Инструктор отдела кадров горкома ВКП(б) Николай Рибковский в марте 1942 года был отправлен отдохнуть в партийный санаторий, где описывал в дневнике свой быт:
Вот уже три дня как я в стационаре горкома партии. По-моему, это просто-напросто семидневный дом отдыха и помещается он в одном из павильонов ныне закрытого дома отдыха партийного актива Ленинградской организации в Мельничном ручье. Обстановка и весь порядок в стационаре очень напоминает закрытый санаторий в городе Пушкине… С мороза, несколько усталый, вваливаешься в дом с тёплыми уютными комнатами, блаженно вытягиваешь ноги… Каждый день мясное — баранина, ветчина, кура, гусь, индюшка, колбаса; рыбное — лещ, салака, корюшка, и жареная, и отварная, и заливная. Икра, балык, сыр, пирожки, какао, кофе, чай, 300 граммов белого и столько же чёрного хлеба на день… и ко всему этому по 50 граммов виноградного вина, хорошего портвейна к обеду и ужину. Питание заказываешь накануне по своему вкусу.
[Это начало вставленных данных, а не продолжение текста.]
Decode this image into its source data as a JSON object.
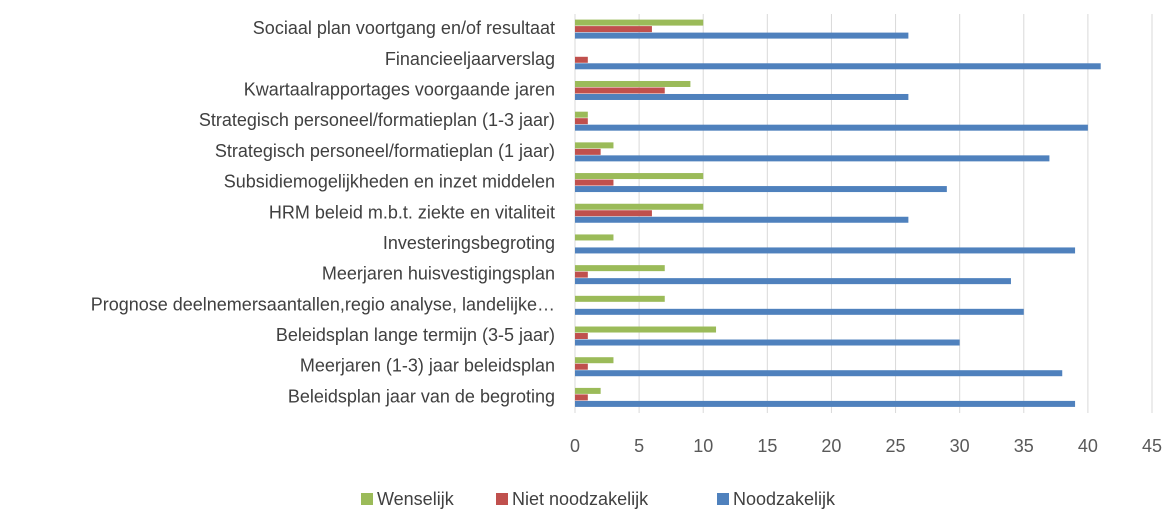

Отчего же режиссер так ошибся в выборе объекта? Не осмелился? – ведь если он хотел провести параллель между тогдашней и нынешней элитой, то добился бы убойных результатов. Ополчился против сегодняшней прикормленной интеллигенции, вроде отдаленного потомка величайшего российского прозаика или полного тезки замечательного философа конца XIX века?
Кто его знает!
Итак:
- курица, которую Маргарита все-таки ощипала и поставила в духовку, сгорела;
- актеры сыграли – кто кое-как (старшее поколение, которое все же выехало на опыте и профессионализме), кто – хуже некуда;
- зато в финале Алена Бабенко улыбнулась и подмигнула. Вероятно, режиссер вспомнил улыбку Кабирии;
- а вот запрещать картину – глупость несусветная. В прокате ее ожидал бы провал. Зато теперь квасные патриоты будут улюлюкать орать: «Распни его, распни!», а либералы поднимут на щит Алексея Красовского, как очередного художника, ставшего жертвой «кровавого режима».